The Affordable Care Act Section 6101 has directed the Centers for Medicare and Medicaid Services to roll out the submission of "Payroll Based Journals" for Skilled Nursing Facilities and Nursing Facilities effective July 1, 2016.

The requirement effectively mandates that SNFs and NFs will electronically report to CMS daily staffing data, including agency and contracted employees, on a quarterly basis. This latest requirement is an attempt to create more public staffing transparency, enhance the Nursing Home Compare 5 Star public database, allow CMS to track tenure / turnover and to study national/regional staffing patterns as well as variations in staffing among "like" providers in addition to For Profit and Non-Profit staffing disparities.

The ruling is specifically interested in the reporting of direct care staff, not all employees in the facility. Daily staffing data will be collected quarterly: December 31, March 31, June 30 and September 30. The submission deadline is set whereby data must be received by the "45th calendar day (11:59PM Eastern Standard Time) after the last day in each fiscal quarter in order to be considered timely." Facilities will be allowed to transmit data at any time or frequency within the quarter.

Direct care staff is defined as "...those individuals who, through interpersonal contact with residents or resident care management, provide care and services to allow residents to attain or maintain the highest practicable physical, mental and psychosocial well-being." It does not include those whose primary duty is maintaining the physical environment of the long term care facility.

CMS is requiring that facilities submit the following data to ensure "complete and accurate" direct care staffing information: category of work performed by the individual, resident census data, information on direct care staff tenure/turnover and the hours of care provided by each category of staff per resident per day (including start date, end date, hours worked, and more). Questions about the submission of data may be directed here.

Reporting requirements will extend beyond what is considered traditional direct care staff (RN, LPN, CNA, CMRT, etc.) to also include Physical Services, Medical Director, DON, Therapy, Dietician, Pharmacy Services, and even more positions.

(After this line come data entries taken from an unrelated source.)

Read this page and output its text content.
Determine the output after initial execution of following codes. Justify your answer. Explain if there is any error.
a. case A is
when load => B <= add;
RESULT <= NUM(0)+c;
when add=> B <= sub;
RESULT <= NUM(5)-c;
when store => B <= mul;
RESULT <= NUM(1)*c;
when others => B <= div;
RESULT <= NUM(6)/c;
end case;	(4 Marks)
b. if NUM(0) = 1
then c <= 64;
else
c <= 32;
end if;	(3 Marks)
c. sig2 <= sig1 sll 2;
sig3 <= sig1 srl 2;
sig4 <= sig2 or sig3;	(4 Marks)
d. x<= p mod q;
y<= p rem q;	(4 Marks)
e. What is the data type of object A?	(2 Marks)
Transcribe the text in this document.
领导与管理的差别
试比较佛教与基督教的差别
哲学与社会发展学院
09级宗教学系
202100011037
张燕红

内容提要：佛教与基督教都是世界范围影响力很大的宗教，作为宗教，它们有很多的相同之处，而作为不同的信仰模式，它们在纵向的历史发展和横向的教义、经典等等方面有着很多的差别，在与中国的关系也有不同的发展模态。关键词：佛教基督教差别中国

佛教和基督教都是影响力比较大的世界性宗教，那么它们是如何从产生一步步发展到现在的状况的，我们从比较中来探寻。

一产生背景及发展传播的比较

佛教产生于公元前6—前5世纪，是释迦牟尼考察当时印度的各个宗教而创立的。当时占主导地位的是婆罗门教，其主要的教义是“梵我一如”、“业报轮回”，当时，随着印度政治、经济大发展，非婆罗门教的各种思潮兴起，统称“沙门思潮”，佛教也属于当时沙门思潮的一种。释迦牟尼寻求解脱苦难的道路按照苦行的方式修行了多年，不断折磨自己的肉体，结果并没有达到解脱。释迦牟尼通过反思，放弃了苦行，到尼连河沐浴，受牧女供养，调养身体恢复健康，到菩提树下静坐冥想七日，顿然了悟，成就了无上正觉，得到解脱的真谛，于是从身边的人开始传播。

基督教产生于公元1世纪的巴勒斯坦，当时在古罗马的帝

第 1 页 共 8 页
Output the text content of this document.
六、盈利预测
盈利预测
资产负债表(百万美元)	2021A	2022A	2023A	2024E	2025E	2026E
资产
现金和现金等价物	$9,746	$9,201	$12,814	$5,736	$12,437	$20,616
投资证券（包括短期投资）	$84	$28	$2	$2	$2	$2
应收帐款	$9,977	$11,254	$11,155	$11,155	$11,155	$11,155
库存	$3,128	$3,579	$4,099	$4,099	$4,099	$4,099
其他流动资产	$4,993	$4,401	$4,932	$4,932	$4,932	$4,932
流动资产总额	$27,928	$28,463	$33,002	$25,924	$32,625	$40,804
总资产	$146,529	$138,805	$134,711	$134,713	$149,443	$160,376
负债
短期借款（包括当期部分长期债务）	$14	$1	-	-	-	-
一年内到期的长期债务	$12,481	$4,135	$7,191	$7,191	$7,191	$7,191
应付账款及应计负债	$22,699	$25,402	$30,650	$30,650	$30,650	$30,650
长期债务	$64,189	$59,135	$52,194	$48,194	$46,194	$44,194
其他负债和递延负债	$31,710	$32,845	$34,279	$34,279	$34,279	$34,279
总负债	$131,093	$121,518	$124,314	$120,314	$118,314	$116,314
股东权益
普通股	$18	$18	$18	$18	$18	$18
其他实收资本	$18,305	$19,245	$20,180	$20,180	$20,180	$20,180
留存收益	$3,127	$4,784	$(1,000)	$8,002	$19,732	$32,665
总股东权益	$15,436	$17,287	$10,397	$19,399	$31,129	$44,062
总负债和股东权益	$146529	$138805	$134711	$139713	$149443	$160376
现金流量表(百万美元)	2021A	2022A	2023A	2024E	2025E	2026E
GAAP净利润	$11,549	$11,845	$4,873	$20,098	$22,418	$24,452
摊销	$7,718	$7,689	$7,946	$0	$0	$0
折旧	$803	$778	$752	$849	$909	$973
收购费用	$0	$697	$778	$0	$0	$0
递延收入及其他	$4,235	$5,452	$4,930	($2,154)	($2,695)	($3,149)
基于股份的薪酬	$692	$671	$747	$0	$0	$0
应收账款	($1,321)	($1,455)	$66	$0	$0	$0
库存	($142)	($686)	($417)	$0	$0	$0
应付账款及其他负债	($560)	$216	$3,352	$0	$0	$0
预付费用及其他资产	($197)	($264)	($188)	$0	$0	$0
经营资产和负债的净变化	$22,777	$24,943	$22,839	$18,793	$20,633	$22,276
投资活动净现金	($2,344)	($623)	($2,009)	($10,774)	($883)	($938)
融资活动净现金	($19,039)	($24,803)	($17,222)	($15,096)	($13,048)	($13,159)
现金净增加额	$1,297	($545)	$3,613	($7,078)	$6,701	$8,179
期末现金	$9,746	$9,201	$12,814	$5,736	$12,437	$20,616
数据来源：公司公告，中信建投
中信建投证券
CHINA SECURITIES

While voluntary submission of data has been permissible since October 1, 2015, providers that are going to submit beginning July 1, 2016 (again, the mandatory date to begin collecting this data for submission by the quarterly due dates) must first register with CMS. Information on how to register, various training modules and related policy manuals are available at the CMS website.

Now that CMS will have this data, it will be interesting to see what they do with it. Certainly future payment reform models will be discussed. CMS is already examining a potential shift to a Diagnostic Related Group payment based model, similar to DRGs in the acute care setting, in federal year 2019.

In addition to the payroll based journals submission, CMS will also have at its disposal claims/billing information that make up Resource Utilization Group data as well as expenses, revenues, wage index information and direct care cost/hours by discipline (in-house, agency, contracted Nursing and Therapy Services included) as reported on filed Medicare cost reports.

The aggregation of this information will now allow for an examination of RUG rates by component to test Time Study assumptions for the nursing and therapy components. This will additionally allow for further audit scrutiny that will enable CMS to test for possible billing, claims and coding violations.